協奏曲でピアニストとして、オーケストラの多数派のエネルギーの圧に押されずに音を奏でるには、何か特別な力が必要に思います。しかも老年においては、技術を超えた力を借りなければ不可能に思われます。
宗嘉先生にルービンシュタインの話をすると、『雑念を取り除き、余計な力を使わなかったのだろう』という言葉が返ってきました。
🔴こんな風に長くプロとして活躍する人には霊感があるように思うんですが、その点はどうですか?
🟦うーん🤔
🔴例えば、合気道の先生とかどうですか?
🟦普段はとても穏やか。街中で歩いていたらこんなに強いと思わないよ。強そうなオーラは発していない。だけど道場に来て稽古が始まると顔が変わるね。
🔴私は武道は何もわからないんですが、例えば合気道の先生だって老化はあると思うんですよね。それでも強さを日々進化させているという裏には、努力や技術だけではない『霊的な力』も鍛えているように感じるんですよね。
🟦そう言えば『観える』って言ってたね。
次にどの手で来るのか、相手の0.1秒くらい先の動きが観えるらしいんだよね。それを『霊感』と呼ぶならそうかもしれないね。
茶道でも霊感は鍛えられるけどね。
🔴そうですね。お道具への心のこもった扱いやお客様との交流は霊感を鍛える良い機会になりますね。

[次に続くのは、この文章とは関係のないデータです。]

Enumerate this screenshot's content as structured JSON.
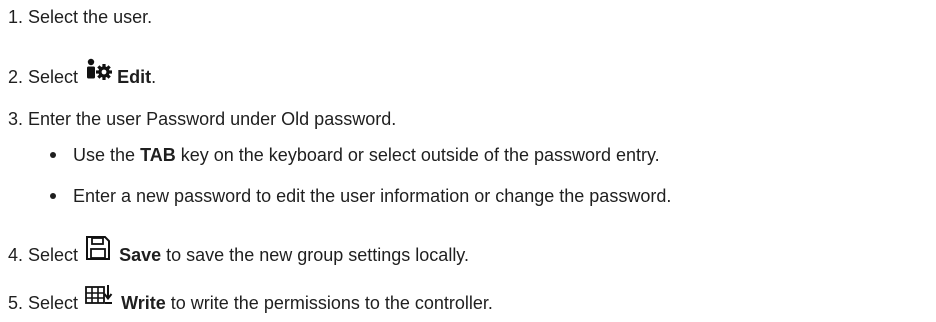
{
  "steps": [
    {
      "number": "1.",
      "text": "Select the user."
    },
    {
      "number": "2.",
      "prefix": "Select",
      "icon": "user-gear-icon",
      "bold": "Edit",
      "suffix": "."
    },
    {
      "number": "3.",
      "text": "Enter the user Password under Old password.",
      "bullets": [
        {
          "prefix": "Use the",
          "bold": "TAB",
          "suffix": "key on the keyboard or select outside of the password entry."
        },
        {
          "text": "Enter a new password to edit the user information or change the password."
        }
      ]
    },
    {
      "number": "4.",
      "prefix": "Select",
      "icon": "floppy-disk-icon",
      "bold": "Save",
      "suffix": "to save the new group settings locally."
    },
    {
      "number": "5.",
      "prefix": "Select",
      "icon": "write-download-icon",
      "bold": "Write",
      "suffix": "to write the permissions to the controller."
    }
  ]
}
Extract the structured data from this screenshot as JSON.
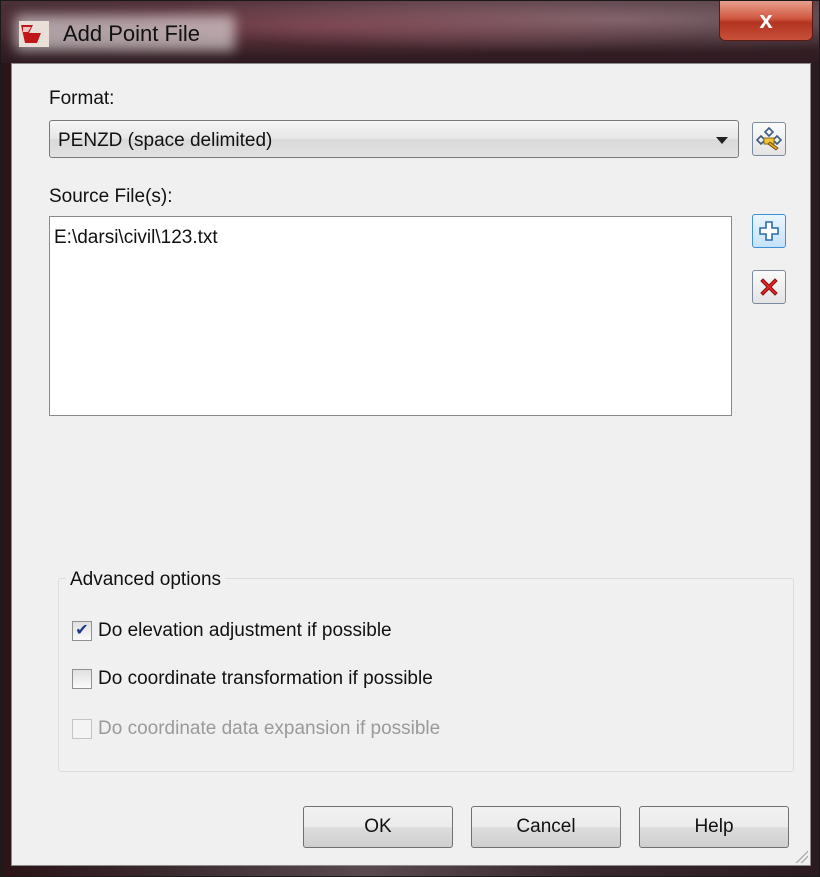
{
  "window": {
    "title": "Add Point File",
    "close_symbol": "x"
  },
  "format": {
    "label": "Format:",
    "selected": "PENZD (space delimited)"
  },
  "source": {
    "label": "Source File(s):",
    "files": [
      "E:\\darsi\\civil\\123.txt"
    ]
  },
  "advanced": {
    "legend": "Advanced options",
    "options": [
      {
        "label": "Do elevation adjustment if possible",
        "checked": true,
        "enabled": true
      },
      {
        "label": "Do coordinate transformation if possible",
        "checked": false,
        "enabled": true
      },
      {
        "label": "Do coordinate data expansion if possible",
        "checked": false,
        "enabled": false
      }
    ]
  },
  "buttons": {
    "ok": "OK",
    "cancel": "Cancel",
    "help": "Help"
  },
  "icons": {
    "app": "autodesk-civil-icon",
    "format_manager": "format-manager-icon",
    "add": "add-plus-icon",
    "remove": "remove-x-icon"
  }
}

私どもが大事にしたいのは、感覚器官の先に存在する霊感です。
心も体も訓練して自分の道を見つける。
波打つ気持ちを鎮めていくうちに、道の方から浮かび上がって来る。それを待つ。
ここに健やかなる明日があるように感じます。
●さくら時雨
お色といい、お名前といい、なんと美しいお菓子でしょうか。
しっとりと湿気を含んだ柔らかな風合いが、この時期にぴったりです。
絶妙な柔らかさに驚きました。
菓子切りで持ち上げられるギリギリのふんわり感。
中は、桜あんと抹茶あん。
さくら色の時雨に、ほんの少し抹茶が顔を出し、移りゆく時を感じさせます。
●逆勝手濃茶・茶筅荘
本日の生徒さまのお稽古は、まず全員で貴人濃茶を行い、その後に宗嘉先生組と工藤組の二手に別れて行いました。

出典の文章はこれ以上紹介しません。